Oskar Fischinger, the master of abstraction animation, also flirted with distributing interactive abstraction. While living in Los Angeles during the latter years of his life, Fischinger invented a “real-time” method to produce abstract imagery. His device, which he named the Lumigraph, consisted of a flexible white screen that he pressed into with his hands, intersecting sheets of colored light controlled via interactive dials and pulleys. Fischinger made several performances over the years with the Lumigraph, and a patent issued in 1955 attests to his hopes to commercialize and distribute the device. However, his dreams were never realized. The broadest distribution the Lumigraph achieved was via Hollywood in the role of a futuristic erotic stimulator in the 1965 film Time Travelers.

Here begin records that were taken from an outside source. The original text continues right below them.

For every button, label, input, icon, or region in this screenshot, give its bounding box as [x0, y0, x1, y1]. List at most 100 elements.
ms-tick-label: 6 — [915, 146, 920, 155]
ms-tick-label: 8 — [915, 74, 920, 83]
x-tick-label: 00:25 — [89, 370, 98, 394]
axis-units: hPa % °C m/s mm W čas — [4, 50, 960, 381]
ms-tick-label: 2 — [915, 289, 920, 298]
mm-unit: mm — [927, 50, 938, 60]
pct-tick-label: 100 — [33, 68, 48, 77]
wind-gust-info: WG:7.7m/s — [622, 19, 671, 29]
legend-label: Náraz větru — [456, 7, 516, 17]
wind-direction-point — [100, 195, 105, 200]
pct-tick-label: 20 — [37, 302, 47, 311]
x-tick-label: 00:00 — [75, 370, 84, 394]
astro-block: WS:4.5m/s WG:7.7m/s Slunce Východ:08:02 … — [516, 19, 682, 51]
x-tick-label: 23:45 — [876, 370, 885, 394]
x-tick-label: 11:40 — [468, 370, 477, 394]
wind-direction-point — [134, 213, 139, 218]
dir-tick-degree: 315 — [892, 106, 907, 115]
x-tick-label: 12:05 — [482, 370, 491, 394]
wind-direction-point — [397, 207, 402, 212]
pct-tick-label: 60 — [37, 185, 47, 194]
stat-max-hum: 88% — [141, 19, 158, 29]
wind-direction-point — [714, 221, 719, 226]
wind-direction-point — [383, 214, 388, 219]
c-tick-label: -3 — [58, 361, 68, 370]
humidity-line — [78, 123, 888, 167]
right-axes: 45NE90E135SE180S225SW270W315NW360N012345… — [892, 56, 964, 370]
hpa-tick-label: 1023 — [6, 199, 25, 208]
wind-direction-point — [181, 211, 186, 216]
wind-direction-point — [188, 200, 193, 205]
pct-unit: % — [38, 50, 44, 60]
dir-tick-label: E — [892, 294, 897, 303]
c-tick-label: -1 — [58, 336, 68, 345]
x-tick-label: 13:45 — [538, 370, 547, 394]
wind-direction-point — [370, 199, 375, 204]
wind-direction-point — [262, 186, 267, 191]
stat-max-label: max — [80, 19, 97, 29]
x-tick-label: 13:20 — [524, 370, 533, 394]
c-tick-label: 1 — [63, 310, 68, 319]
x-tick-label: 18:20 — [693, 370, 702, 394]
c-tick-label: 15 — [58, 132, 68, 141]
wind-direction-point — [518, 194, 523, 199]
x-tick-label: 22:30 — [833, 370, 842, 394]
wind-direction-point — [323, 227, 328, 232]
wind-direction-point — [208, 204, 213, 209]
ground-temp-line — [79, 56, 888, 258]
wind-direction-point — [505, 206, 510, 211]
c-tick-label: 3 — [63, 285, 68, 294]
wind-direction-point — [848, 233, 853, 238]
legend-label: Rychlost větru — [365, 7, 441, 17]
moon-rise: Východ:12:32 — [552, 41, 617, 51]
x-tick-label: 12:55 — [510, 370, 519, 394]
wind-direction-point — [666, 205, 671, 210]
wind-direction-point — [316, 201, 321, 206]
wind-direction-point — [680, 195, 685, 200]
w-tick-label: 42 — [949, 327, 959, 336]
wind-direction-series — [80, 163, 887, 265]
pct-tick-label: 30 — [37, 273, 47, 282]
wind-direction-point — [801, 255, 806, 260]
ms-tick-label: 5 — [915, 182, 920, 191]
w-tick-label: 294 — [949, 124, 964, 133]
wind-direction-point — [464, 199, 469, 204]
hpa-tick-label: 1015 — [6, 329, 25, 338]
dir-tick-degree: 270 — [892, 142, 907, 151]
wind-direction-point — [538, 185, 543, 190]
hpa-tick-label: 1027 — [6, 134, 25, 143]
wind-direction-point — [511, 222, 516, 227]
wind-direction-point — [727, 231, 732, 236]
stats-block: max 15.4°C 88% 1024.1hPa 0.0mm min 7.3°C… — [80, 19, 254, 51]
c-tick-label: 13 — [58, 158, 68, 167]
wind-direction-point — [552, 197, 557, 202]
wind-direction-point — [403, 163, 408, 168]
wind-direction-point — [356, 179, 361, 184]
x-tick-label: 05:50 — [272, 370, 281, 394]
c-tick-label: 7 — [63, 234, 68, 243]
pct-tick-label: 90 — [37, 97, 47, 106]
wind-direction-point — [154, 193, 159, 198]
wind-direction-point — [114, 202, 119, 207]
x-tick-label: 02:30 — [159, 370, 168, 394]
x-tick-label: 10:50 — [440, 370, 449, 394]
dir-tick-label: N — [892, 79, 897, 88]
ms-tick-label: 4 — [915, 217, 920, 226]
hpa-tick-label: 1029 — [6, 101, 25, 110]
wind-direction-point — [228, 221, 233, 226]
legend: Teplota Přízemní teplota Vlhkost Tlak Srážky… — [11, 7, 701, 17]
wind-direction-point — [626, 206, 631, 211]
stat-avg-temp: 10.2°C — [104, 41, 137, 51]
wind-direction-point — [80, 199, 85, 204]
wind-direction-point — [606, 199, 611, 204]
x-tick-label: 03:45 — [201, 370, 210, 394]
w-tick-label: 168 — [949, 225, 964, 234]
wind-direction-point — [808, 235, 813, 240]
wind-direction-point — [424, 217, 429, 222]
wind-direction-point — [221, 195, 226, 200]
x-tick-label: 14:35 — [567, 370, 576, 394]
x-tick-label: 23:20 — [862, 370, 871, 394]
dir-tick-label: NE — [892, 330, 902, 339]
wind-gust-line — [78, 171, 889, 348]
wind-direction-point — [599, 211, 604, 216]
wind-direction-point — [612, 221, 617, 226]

Today we have more hope. With the introduction of the iPad and its smaller mobile cousins, the problem of a device and distribution is solved: interactive artists can now focus on the software “scores” for our intimate, interactive performances. These highly useful devices can be exploited for useless purposes. I feared for several years that my career would go the way of the ignored precursors I revered like Wilfred and Fischinger. In 2002 I stopped creating abstract screen-based interactivity after a dozen years of showing in galleries and museums without sales or wider distribution. Now, after two months in the app store, I have an audience of hundreds of thousands that grows daily. Gravilux, Bubble Harp, and Antograph are enjoyed by people all over the world, bringing the unique joys of abstract interaction to anyone with a mobile device, and taking their minds away momentarily from more neurotic activities. I’m particularly looking forward to seeing modern masters of interactive abstraction like John Simon Jr. and Camille Utterback turn their efforts to this small screen and delight viewers worldwide. Could abstract interactive art become as widespread, and easily “consumed” as music and movies? Stay tuned.
REFERENCES
H.P. Roché, “Souvenirs of Marcel Duchamp,” in Lebel, Marcel Duchamp, 79 and 86. Originally published in the Nouvelle Revue Française, June 1953, 79-87
Thomas Wilfred: A Retrospective. Concoran Gallery Exhibition Catalog. Washington, 1972.
Fischinger, Elfriede, “Writing Light,” reprinted in First Light, Robert A. Haller, ed. New York: Anthology Film Archives, 1998: 30-34. http://www.centerforvisualmusic.org/WritingLight.htm
Personal conversations with Elfriede Fischinger and William Moritz, August, 1995.
Thanks to Cindy Keefer of the Center for Visual Music (http://centerforvisualmusic.org) for up-to-date references on Fischinger’s Lumigraph.





Fascinating! Have you every seen any of these devices?
George Fifield showed me pristine Rotoreliefs from his collection – they’re fantastic and really work to create visual illusions that are also works of art. I’ve never seen Wilfred’s devices: the MoMA had one in their collection upstairs for decades, but now its in the basement. There was a Home Clavilux up at Technorama in Switzerland for some time in a show curated by Claire Pillsbury that I also had a piece in: “Deep Walls”. As to Fischinger’s device: I seem to recall a half-broken version in Elfriede Fischinger’s home in 1995.